Guns, Walking Tours and Black Eyed Peas

You know, I think that the ‘Black Eyed Peas’ were onto something when they wrote the words to their song ‘Where is the Love?’:

 

If you only have love for your own race,

Then you only leave space to discriminate

And to discriminate only generates hate

And if you hate than you’re bound to get irate

 

Let’s try and put aside the right and left-wing politics involving the ownership of Israel for a minute and concentrate on one thing: what are the messages that we are passing onto the children, both Arab and Israeli who live here?

 

Last week, I accompanied the girls in the seminary for a half day walking tour of “The City of David”. After the tour was over, we left the premises in order to wait for our bus to pick us up. As per typical Israel, the street was a lane and a half wide (if that) and as busy as a main thorough fare, with no one giving an inch. As we stood on the sidewalk waiting for our bus to pick us up, a little Arab boy, with the encouragement of his older, teenage brothers (babysitters? friends? cousins?), whipped a toy gun and began “shooting” in our direction, taking careful aim to shoot at our heads and our hearts. After his “shooting spree”, he then proceeded to ‘flip us off’. His brothers (babysitters?) would egg him on by laughing and pushing him closer to us. Needless to say, he spooked my girls and was the topic of conversation long after we had left.

 

Trying to lighten the mood, I attempted and finally succeeded in changing the topic of discussion to one of a lighter nature. However, personally, I couldn’t get that child, who couldn’t have been older than four or five, out of my mind. How could his parents be okay with his actions? Although one might be compelled to excuse his behavior, I really think he was deliberately shooting at us because we were Jews, and we were in their neighborhood. There had been other people, mainly Arabs, walking in the area as well, but he chose to aim his gun at us.
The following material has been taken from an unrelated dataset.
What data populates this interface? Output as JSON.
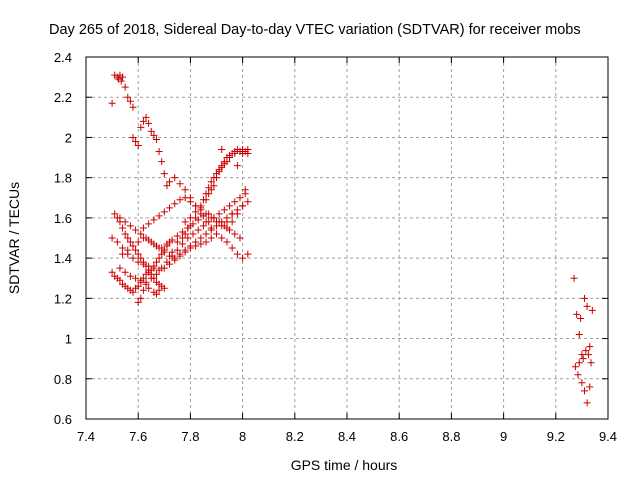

What kind of parents let their child grow up this way?

 

As these thoughts were racing in mind, I began wondering if I would have been as appalled at these actions if it would have been a Jewish child aiming a gun at an Arab.

I’m so used to justifying my position on the ‘situation’, that sometimes I forget that there is another side. It’s easy for us to play victim and blame the hatred and violence on the other side. But that’s just the point, as much as we don’t want to admit it, there is another side to the story.